A selection of SeaBioComp demonstrator products for maritime applications. Image courtesy of SeaBioComp.

Additionally, as part of the motivation to create a product that can help reduce the environmental impact on the oceans, early research in the project identified flax as the most suitable natural plant fiber to be used as reinforcement in the biocomposite. Flax absorbs much carbon dioxide during growth and cleans the soil through phytoremediation. This plant-based approach involves using plants to extract and remove elemental pollutants or lower their bioavailability in soil.
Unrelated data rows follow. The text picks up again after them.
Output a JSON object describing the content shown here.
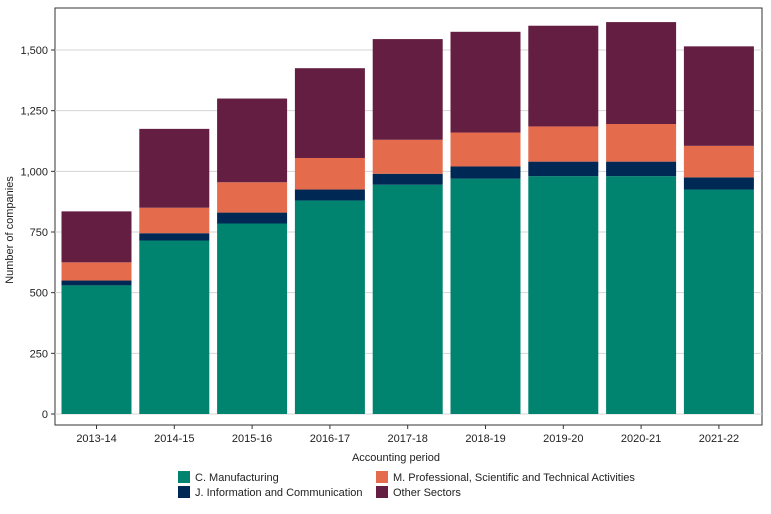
{
  "chart_data": {
    "type": "bar",
    "stacked": true,
    "title": "",
    "xlabel": "Accounting period",
    "ylabel": "Number of companies",
    "ylim": [
      0,
      1650
    ],
    "yticks": [
      0,
      250,
      500,
      750,
      1000,
      1250,
      1500
    ],
    "ytick_labels": [
      "0",
      "250",
      "500",
      "750",
      "1,000",
      "1,250",
      "1,500"
    ],
    "grid": "horizontal",
    "legend_position": "bottom",
    "categories": [
      "2013-14",
      "2014-15",
      "2015-16",
      "2016-17",
      "2017-18",
      "2018-19",
      "2019-20",
      "2020-21",
      "2021-22"
    ],
    "series": [
      {
        "name": "C. Manufacturing",
        "color": "#008470",
        "values": [
          530,
          715,
          785,
          880,
          945,
          970,
          980,
          980,
          925
        ]
      },
      {
        "name": "J. Information and Communication",
        "color": "#002855",
        "values": [
          20,
          30,
          45,
          45,
          45,
          50,
          60,
          60,
          50
        ]
      },
      {
        "name": "M. Professional, Scientific and Technical Activities",
        "color": "#E46C4D",
        "values": [
          75,
          105,
          125,
          130,
          140,
          140,
          145,
          155,
          130
        ]
      },
      {
        "name": "Other Sectors",
        "color": "#641E41",
        "values": [
          210,
          325,
          345,
          370,
          415,
          415,
          415,
          420,
          410
        ]
      }
    ]
  }
}
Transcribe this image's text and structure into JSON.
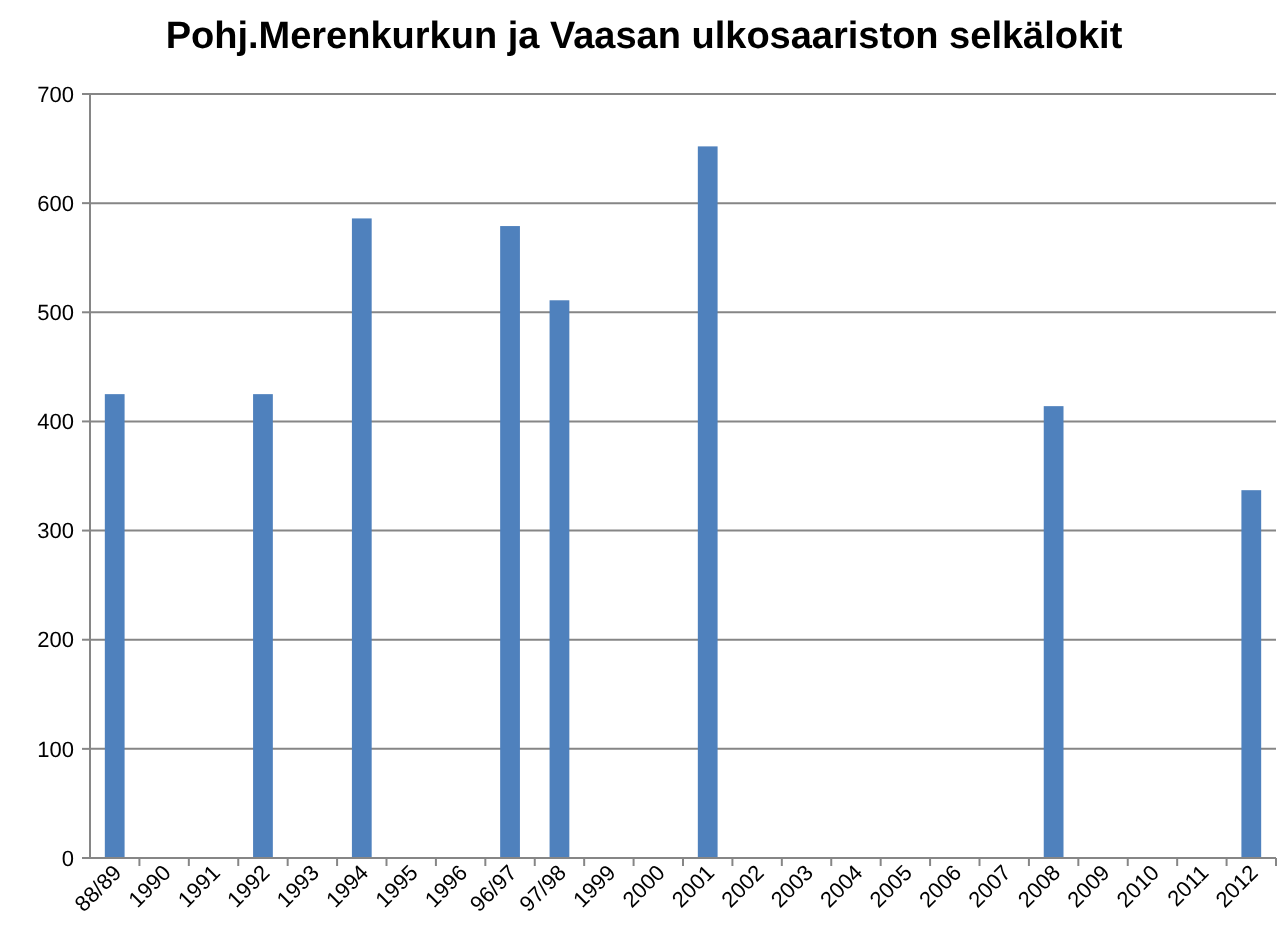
{
  "chart_data": {
    "type": "bar",
    "title": "Pohj.Merenkurkun ja Vaasan ulkosaariston selkälokit",
    "categories": [
      "88/89",
      "1990",
      "1991",
      "1992",
      "1993",
      "1994",
      "1995",
      "1996",
      "96/97",
      "97/98",
      "1999",
      "2000",
      "2001",
      "2002",
      "2003",
      "2004",
      "2005",
      "2006",
      "2007",
      "2008",
      "2009",
      "2010",
      "2011",
      "2012"
    ],
    "values": [
      425,
      null,
      null,
      425,
      null,
      586,
      null,
      null,
      579,
      511,
      null,
      null,
      652,
      null,
      null,
      null,
      null,
      null,
      null,
      414,
      null,
      null,
      null,
      337
    ],
    "color": "#4f81bd",
    "ylim": [
      0,
      700
    ],
    "yticks": [
      0,
      100,
      200,
      300,
      400,
      500,
      600,
      700
    ],
    "grid": "y"
  }
}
The project has also determined that these bio-based self-reinforced polylactic products are suitable for use in the marine environment from a durability and microplastic formation perspective. In fact, a new paper published in the Polymer Testing journal discusses the potential for bio-composites to be considered a promising material for sustainable marine applications.

Demonstrator for the SeaBioComp Interreg Europe project. Image courtesy of Poly Products via LinkedIn.

Countering the global sources of marine pollution has led the team at SeaBioComp to combine thermoplastic polymers, natural fibers, and 3D printing technologies. The results are technically complex designs and applications being produced for marine settings. Aside from a fender and other port structures, SeaBioComp has also used large-scale additive manufacturing techniques to create other semi-industrial demonstrators, including a boat pump and top cover.

3D Printing Biocomposites

In 2020, SeaBioComp revealed that it relied on an FDM printer built by Netherlands AM technology supplier CEAD and installed at industrial manufacturer Poly Products, also in the Netherlands. The machine can print very large products, making it an exciting technique for printing biocomposite outputs for marine applications as minor assembly is required once the complex geometries are printed.

SeaBioComp used a CEAD FDM printer to demonstrate the use of bio-based thermoplastic composites in various maritime applications. Image courtesy of CEAD.

In addition to the eco benefits of the new material, 3D printing is also considered by SeaBioComp as an eco-efficient manufacturing process. As compared with traditional product manufacturing, the 3D printing of biopolymers has a large eco-efficiency because it doesn’t need molds, there is practically no production waste (such as trimming losses), it is compatible with the sustainable material developed by the project, and the 3D printed product can be recycled after its end-of-life.

As part of its cross-border approach and to ensure that its goals stay on track, SeaBioComp has combined an extensive network of academia, industry, and research organizations that could ensure its materials remain industrially relevant, including the University of Plymouth in England, cluster organization Marine South East, and the ARMINES research center in Paris, France.